The Kolmogorov-Smirnov test is a non-parametric statistical test: it makes no assumptions about the underlying data. However, like most non-parametric tests, it tends to have higher $p$-values than tests that make assumptions about the underlying data. The strength of the K-S test is that you don’t need very many samples to make sure that the test is valid, and you don’t need to check the distributions of the data to ensure that the sample means are normal.

As I alluded to above, if you have a very large sample where you can be reasonably sure that sample means are normally distributed, you will probably get a better $p$-value from a $t$-test. Compared to a $t$-test, you can usually run a valid Kolmogorov-Smirnov test with fewer data points, and if the distributions are oddly shaped (eg if they have the same mean, but very different behavior at the tails), the K-S test will often tell you that they are different when a $t$-test might say that the distributions are the same. Remember, a $t$-test tests whether the two samples have different means while a Kolmogorov-Smirnov test determines whether the samples are drawn from different distributions.

Finally, a Kolmogorov-Smirnov test needs at least $O(n \log n)$ time on unsorted data because you need to sort your data to find its CDF. $t$-tests and other similar tests which use descriptive statistics can be computed in $O(n)$ time without sorting the data. However, if you already have sorted data, like database data, you can compute a Kolmogorov-Smirnov test in one pass over the data. A $t$-test similarly needs one pass.

When the $t$-test Doesn’t Help

In performance testing, we often see optimizations that help tails of distributions, and keep means relatively unchanged. $t$-tests will reject these effects, while a Kolmogorov-Smirnov test will show an improvement. Here is an example of two datasets with 50 points:

In this case, the two datasets have very similar means: $0.55$ (blue) and $0.50$ (yellow). However, the standard deviations of the distributions are very different: $0.21$ for the blue sample, and $0.11$ for the yellow sample. A $t$-test yields a $p$-value of $0.133$ when comparing these samples, while a Kolmogorov-Smirnov test yields a $p$-value of $0.012$! Visually, these samples are very different, and the Kolmogorov-Smirnov test helps you argue that.

Replacing $t$-Tests with Kolmogorov-Smirnov Tests

Returning to our example of testing a performance improvement, the usual way to solve this problem with $t$-tests is to run a massive number of samples and split the sample pool into several trials. For example, a set of 100,000 runs would be split into 50 “trials” of 2,000 runs. On each trial, you produce descriptive statistics, such as 90th and 99th percentiles, relying on the size of each trial to make sure that the central limit theorem kicks in. These are then compared using $t$-tests, one for the set of 90th percentiles, one for the set of means, etc.

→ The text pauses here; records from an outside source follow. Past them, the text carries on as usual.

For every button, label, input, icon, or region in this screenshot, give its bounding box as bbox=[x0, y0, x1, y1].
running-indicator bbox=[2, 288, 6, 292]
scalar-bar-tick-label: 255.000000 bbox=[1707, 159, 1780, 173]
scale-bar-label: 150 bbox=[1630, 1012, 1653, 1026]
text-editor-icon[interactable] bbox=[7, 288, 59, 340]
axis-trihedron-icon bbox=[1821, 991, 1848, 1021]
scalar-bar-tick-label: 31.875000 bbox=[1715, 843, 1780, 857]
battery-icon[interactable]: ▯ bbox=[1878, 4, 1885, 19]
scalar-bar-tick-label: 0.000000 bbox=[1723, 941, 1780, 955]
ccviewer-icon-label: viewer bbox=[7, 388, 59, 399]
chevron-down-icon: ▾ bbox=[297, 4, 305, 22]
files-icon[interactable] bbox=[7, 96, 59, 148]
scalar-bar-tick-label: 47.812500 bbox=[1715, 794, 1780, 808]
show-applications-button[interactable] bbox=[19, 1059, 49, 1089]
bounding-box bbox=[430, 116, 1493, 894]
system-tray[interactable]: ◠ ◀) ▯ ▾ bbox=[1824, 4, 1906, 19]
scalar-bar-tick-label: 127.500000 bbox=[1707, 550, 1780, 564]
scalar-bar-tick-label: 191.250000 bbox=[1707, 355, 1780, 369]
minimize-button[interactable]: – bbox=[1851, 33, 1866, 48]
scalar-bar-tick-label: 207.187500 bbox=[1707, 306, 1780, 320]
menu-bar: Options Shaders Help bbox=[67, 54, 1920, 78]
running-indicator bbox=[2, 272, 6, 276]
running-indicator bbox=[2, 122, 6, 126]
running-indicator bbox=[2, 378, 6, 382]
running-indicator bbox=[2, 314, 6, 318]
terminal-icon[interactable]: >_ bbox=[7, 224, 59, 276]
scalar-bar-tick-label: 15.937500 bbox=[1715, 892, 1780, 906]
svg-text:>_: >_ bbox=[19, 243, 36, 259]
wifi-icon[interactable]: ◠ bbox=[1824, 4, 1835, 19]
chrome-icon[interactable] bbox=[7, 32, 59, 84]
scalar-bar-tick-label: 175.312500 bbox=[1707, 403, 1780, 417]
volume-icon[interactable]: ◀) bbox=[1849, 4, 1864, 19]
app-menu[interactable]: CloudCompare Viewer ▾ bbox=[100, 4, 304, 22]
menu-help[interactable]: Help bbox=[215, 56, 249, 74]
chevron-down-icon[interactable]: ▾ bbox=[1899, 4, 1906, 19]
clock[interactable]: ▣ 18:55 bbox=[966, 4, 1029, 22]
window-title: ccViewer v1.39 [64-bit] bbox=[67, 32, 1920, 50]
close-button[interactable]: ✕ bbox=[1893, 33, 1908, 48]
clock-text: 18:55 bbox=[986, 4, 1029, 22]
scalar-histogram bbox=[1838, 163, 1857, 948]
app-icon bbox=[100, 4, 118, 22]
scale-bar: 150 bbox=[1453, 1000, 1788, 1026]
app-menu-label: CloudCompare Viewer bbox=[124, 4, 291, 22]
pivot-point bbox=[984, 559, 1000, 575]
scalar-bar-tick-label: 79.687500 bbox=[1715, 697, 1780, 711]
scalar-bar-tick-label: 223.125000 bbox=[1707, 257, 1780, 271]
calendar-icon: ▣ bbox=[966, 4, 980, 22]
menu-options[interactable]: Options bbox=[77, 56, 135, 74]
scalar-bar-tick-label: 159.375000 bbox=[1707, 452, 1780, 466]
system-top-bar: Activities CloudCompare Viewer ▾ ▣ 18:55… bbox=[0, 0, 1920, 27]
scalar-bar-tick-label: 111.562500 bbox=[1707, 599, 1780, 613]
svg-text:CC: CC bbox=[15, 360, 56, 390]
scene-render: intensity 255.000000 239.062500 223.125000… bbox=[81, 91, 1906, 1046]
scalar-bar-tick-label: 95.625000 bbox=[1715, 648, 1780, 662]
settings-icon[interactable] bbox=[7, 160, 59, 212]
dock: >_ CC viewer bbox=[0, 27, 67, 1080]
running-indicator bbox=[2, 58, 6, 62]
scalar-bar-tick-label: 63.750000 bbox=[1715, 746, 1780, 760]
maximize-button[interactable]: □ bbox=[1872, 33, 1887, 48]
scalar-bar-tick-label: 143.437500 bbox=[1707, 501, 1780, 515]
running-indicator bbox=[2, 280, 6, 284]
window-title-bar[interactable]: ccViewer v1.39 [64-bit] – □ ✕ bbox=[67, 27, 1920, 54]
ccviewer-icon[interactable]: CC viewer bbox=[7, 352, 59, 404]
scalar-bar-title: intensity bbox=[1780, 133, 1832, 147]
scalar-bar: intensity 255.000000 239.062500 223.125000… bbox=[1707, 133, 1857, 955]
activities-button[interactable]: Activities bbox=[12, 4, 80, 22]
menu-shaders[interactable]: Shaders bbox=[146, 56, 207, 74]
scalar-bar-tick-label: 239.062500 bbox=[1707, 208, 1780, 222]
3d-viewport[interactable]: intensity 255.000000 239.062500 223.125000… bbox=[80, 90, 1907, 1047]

It is a lot easier to use one Kolmogorov-Smirnov test rather than to split your sample artificially so you can use $t$-tests, and you can use it to detect much subtler effects! Alternatively, you can get a similar sensitivity from a Kolmogorov-Smirnov test by running 50 samples that you would get from $t$-testing 50 trials of 2,000 samples each. In both cases, $n = 50$.

When you actually want to compare two means, the $t$-test is the right thing to use. When you want to compare distributions, it is a lot better to use Kolmogorov-Smirnov tests.

Conclusions

The Kolmogorov-Smirnov test is a powerful statistical test that lets you avoid some of the problems of traditional statistical tests. A Kolmogorov-Smirnov test lets you compare an entire distribution against another distribution, so you can detect changes at the tails of a distribution that do not affect the means. It carries no assumptions about the datasets or distributions used. Finally, the Kolmogorov-Smirnov test allows you to accurately scale down these questions to tens of samples. It is a very useful statistical technique to add to your arsenal as a performance engineer or data scientist.